Processing Scenarios
Depending on your downstream analysis, you may want to export long bouts that contain a mixture of vocalizations, filtered bouts that only contain learned song, or tightly cropped individual motifs.
Here are the three primary export scenarios supported by ASAP:
Scenario A: General Compression
Workflow: create_sap_object() ->
find_bout(segment_type = "raw") ->
create_bout_clips()
If you simply want to remove hours of silence from your recordings
and don’t care about isolating learned song yet, you can detect bouts
purely based on amplitude right after creating your SAP object — no
motif detection required. Pass segment_type = "raw" to tell
find_bout() to scan all audio files from the SAP metadata
directly, without any motif validation step.
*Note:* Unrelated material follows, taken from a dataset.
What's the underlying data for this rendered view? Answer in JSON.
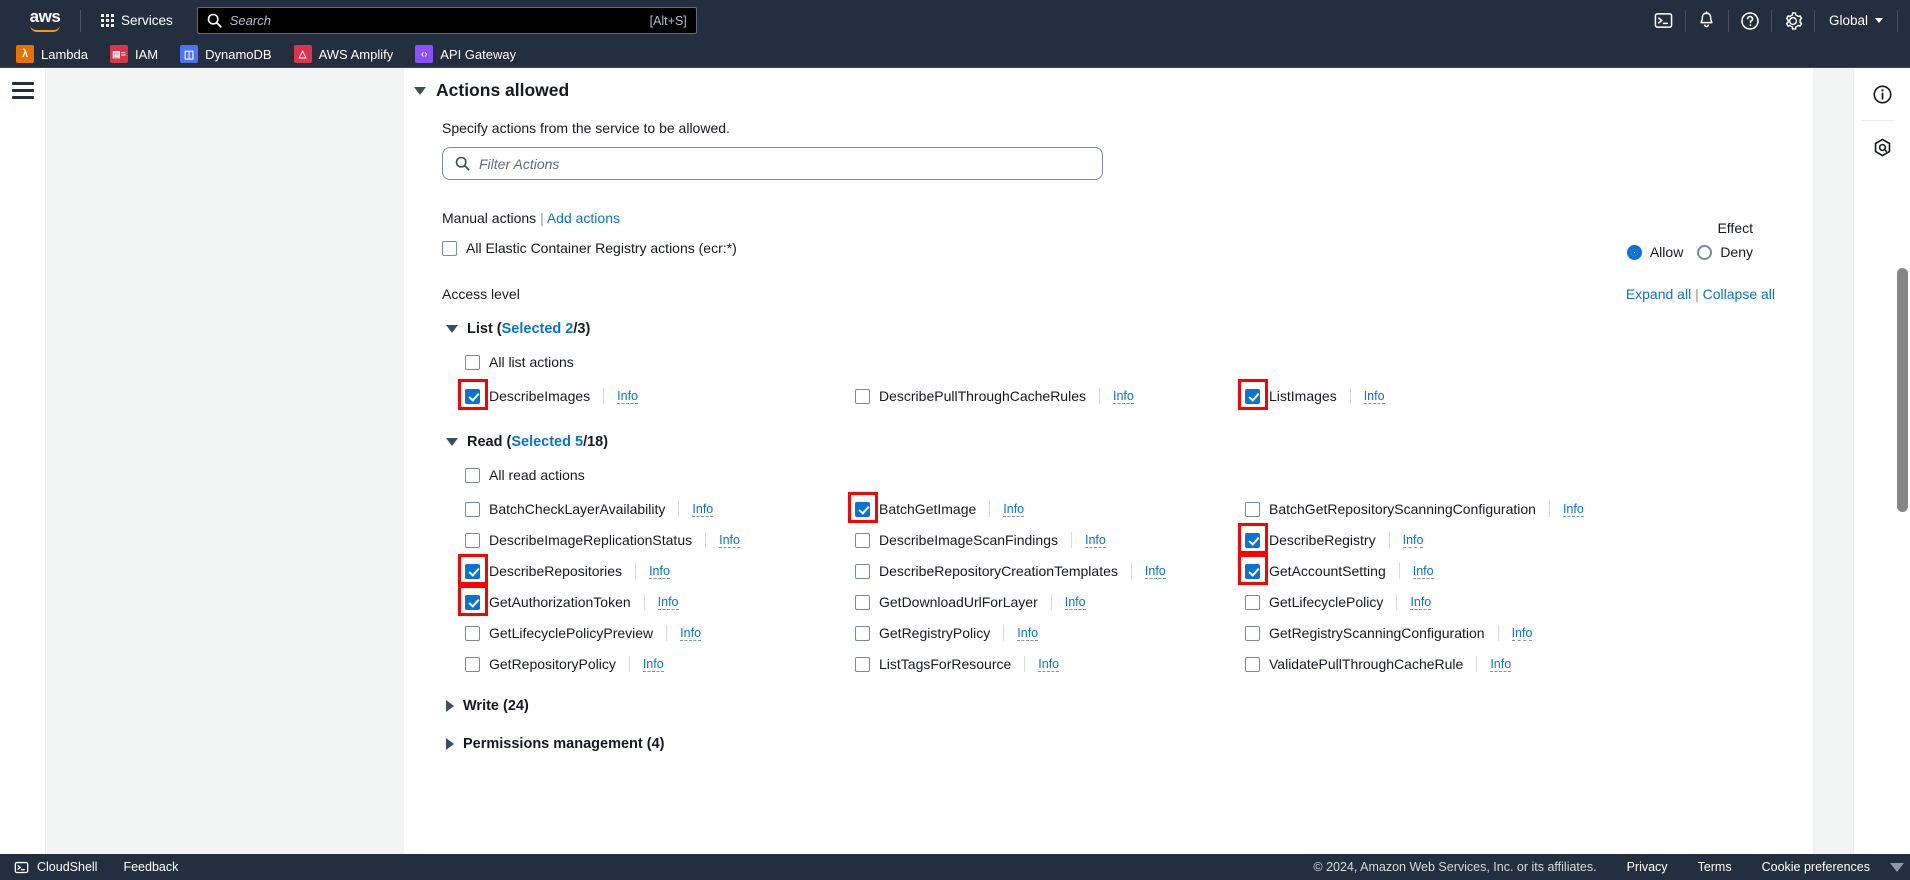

- Pros: Preserves all potentially useful recordings (innate calls, unstereotyped vocal elements). Drastically reduces storage size.
- Cons: The exported clips will still contain background cage noise and non-song vocalizations.
sap <- sap |>
find_bout(
segment_type = "raw", # scan all files; no motifs needed
min_duration = 0.5
) |>
create_bout_clips(
output_dir = "compressed_bouts",
output_format = "wav",
keep_source_file_name = TRUE
)Scenario B: Filtered Bouts
Workflow: find_motif() ->
find_bout() -> create_bout_clips()
If you want to study the broader syntactic structure of song (e.g.,
how motifs are grouped together) but want to exclude general cage noise
and innate calls, you should run find_motif()
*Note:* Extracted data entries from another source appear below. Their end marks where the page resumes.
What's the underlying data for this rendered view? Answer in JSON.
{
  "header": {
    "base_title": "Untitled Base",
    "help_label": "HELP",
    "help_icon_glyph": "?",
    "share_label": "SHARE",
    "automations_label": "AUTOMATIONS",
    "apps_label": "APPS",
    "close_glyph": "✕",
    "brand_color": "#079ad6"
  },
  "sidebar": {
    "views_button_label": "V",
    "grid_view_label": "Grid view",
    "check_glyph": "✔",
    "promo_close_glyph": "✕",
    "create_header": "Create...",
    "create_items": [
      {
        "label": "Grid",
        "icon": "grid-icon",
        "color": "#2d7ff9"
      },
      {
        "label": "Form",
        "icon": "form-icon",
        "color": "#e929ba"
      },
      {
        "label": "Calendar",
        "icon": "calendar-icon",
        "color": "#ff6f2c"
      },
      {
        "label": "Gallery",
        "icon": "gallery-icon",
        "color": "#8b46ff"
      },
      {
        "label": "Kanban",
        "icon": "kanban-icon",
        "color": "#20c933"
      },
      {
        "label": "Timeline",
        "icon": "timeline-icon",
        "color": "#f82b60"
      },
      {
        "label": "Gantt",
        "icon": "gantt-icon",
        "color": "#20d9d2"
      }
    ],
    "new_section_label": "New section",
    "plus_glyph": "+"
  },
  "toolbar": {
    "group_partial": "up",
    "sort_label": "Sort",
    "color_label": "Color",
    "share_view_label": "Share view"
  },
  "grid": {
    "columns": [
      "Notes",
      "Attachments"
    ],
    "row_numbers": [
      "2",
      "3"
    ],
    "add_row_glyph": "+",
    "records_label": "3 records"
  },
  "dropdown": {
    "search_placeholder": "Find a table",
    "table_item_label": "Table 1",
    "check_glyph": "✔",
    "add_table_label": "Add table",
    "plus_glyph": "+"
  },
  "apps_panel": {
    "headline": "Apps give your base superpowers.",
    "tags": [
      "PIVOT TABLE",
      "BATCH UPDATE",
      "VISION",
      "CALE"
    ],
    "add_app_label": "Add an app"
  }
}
before find_bout(). When motif data is present,
find_bout() will automatically filter out any amplitude
bouts that do not contain a recognized motif.
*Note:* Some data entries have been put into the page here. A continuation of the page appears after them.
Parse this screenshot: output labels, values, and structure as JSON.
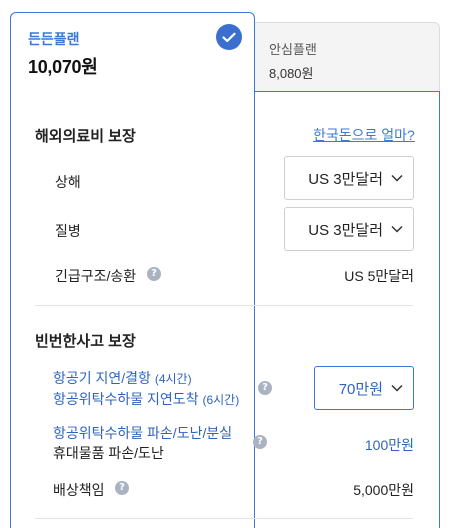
{
  "plans": [
    {
      "name": "든든플랜",
      "price": "10,070원",
      "selected": true
    },
    {
      "name": "안심플랜",
      "price": "8,080원",
      "selected": false
    }
  ],
  "medical": {
    "title": "해외의료비 보장",
    "link": "한국돈으로 얼마?",
    "rows": {
      "injury": {
        "label": "상해",
        "value": "US 3만달러"
      },
      "illness": {
        "label": "질병",
        "value": "US 3만달러"
      },
      "rescue": {
        "label": "긴급구조/송환",
        "value": "US 5만달러"
      }
    }
  },
  "frequent": {
    "title": "빈번한사고 보장",
    "rows": {
      "delay": {
        "line1": "항공기 지연/결항",
        "line1_note": "(4시간)",
        "line2": "항공위탁수하물 지연도착",
        "line2_note": "(6시간)",
        "value": "70만원"
      },
      "damage": {
        "line1": "항공위탁수하물 파손/도난/분실",
        "line2": "휴대물품 파손/도난",
        "value": "100만원"
      },
      "liability": {
        "label": "배상책임",
        "value": "5,000만원"
      }
    }
  },
  "colors": {
    "accent": "#3b78d8",
    "text": "#222222",
    "help_icon": "#a9b3c2"
  }
}
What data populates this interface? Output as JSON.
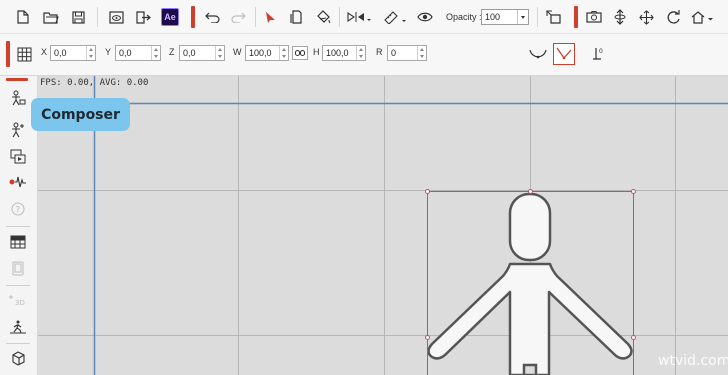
{
  "toolbar": {
    "opacity_label": "Opacity :",
    "opacity_value": "100",
    "ae_label": "Ae",
    "accent_color": "#d03e2c",
    "icons": [
      "new-file-icon",
      "open-folder-icon",
      "save-icon",
      "preview-icon",
      "export-icon",
      "after-effects-icon",
      "undo-icon",
      "redo-icon",
      "select-arrow-icon",
      "copy-icon",
      "paint-bucket-icon",
      "flip-icon",
      "ruler-icon",
      "eye-icon",
      "anchor-icon",
      "camera-icon",
      "move-vertical-icon",
      "move-icon",
      "rotate-icon",
      "home-icon"
    ]
  },
  "transform": {
    "x_label": "X",
    "x_value": "0,0",
    "y_label": "Y",
    "y_value": "0,0",
    "z_label": "Z",
    "z_value": "0,0",
    "w_label": "W",
    "w_value": "100,0",
    "h_label": "H",
    "h_value": "100,0",
    "r_label": "R",
    "r_value": "0"
  },
  "sidebar": {
    "icons": [
      "composer-icon",
      "character-add-icon",
      "scene-icon",
      "audio-wave-icon",
      "help-icon",
      "grid-panel-icon",
      "phone-icon",
      "text-3d-icon",
      "walk-icon",
      "box-icon"
    ]
  },
  "canvas": {
    "fps_text": "FPS: 0.00, AVG: 0.00",
    "background": "#dcdcdc"
  },
  "tooltip": {
    "label": "Composer",
    "color": "#7cc6ee"
  },
  "watermark": "wtvid.com"
}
- Pros: Excludes background noise and innate vocalizations. Leaves you with clean, multi-motif song bouts.
- Cons: May miss very poor early-stage practice song if your motif template is too strict.
sap <- sap |>
find_motif(template_name = "syllable_d") |>
find_bout(
segment_type = "motifs" # only keep bouts that contain a motif
) |>
create_bout_clips(
output_dir = "filtered_bouts",
output_format = "wav"
)For full pipeline context, see Longitudinal Bout Detection.
Scenario C: Strict Motifs
Workflow: find_motif() ->
create_motif_clips()
If you are only interested in analyzing the core learned vocalization (the individual motif) and want to strip away inter-motif gaps, introductory notes, and calls entirely, you should export motifs directly.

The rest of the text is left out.